Mas aqui reside o primeiro mito: a riqueza material é importante; mas, a partir de um certo grau de conforto, a droga não resulta mais.
Robert Nozick, outro filósofo citado por Foley, sabia disso: 30 anos atrás, Nozick pedia-nos que imaginássemos as nossas vidas ligadas a uma máquina. E a máquina simularia experiências altamente satisfatórias, capazes de substituir o vale de lágrimas onde nos arrastamos.
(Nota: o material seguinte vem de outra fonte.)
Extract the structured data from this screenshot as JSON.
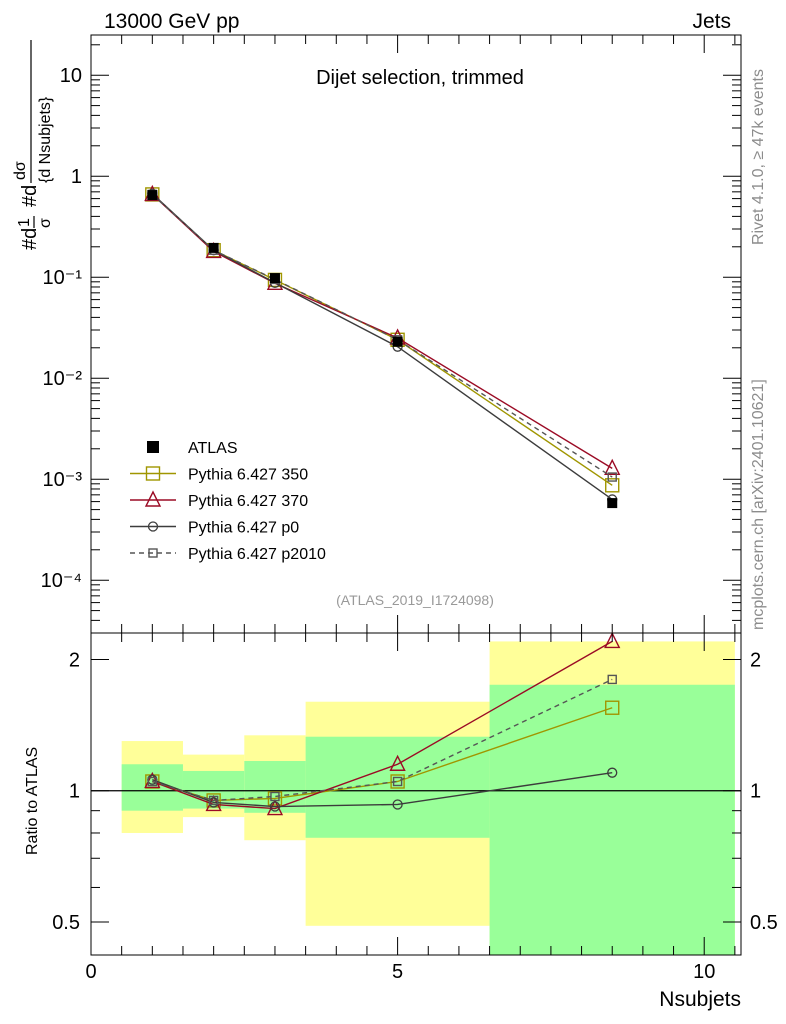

A conclusão de Nozick é glacial: jamais aceitaremos trocar a vida imperfeita que temos pela vida perfeita que a máquina nos concede. Jamais aceitaremos trocar a autenticidade por uma farsa, mesmo que a farsa seja aprazível.
Foley concorda com Nozick. Eu concordo com ambos. Em teoria, e nos momentos de ócio ou desespero, podemos abominar as dificuldades; as responsabilidades; e, no limite, a nossa perturbante mortalidade.
Mas, paradoxalmente, é a dificuldade, a responsabilidade e a consciência do fim que tornam as nossas vidas significativas. "Tudo que é importante é difícil", escreve Foley.
Ou, por outras palavras, de que vale uma máquina de experiências perfeitas se nenhuma dessas experiências foi realmente conquistada e merecida?
Desconfio que as celebridades ocas que encontro com frequência teriam muito a aprender se, de vez em quando, desligassem a sua vaidade da máquina. E viessem cá para fora viver.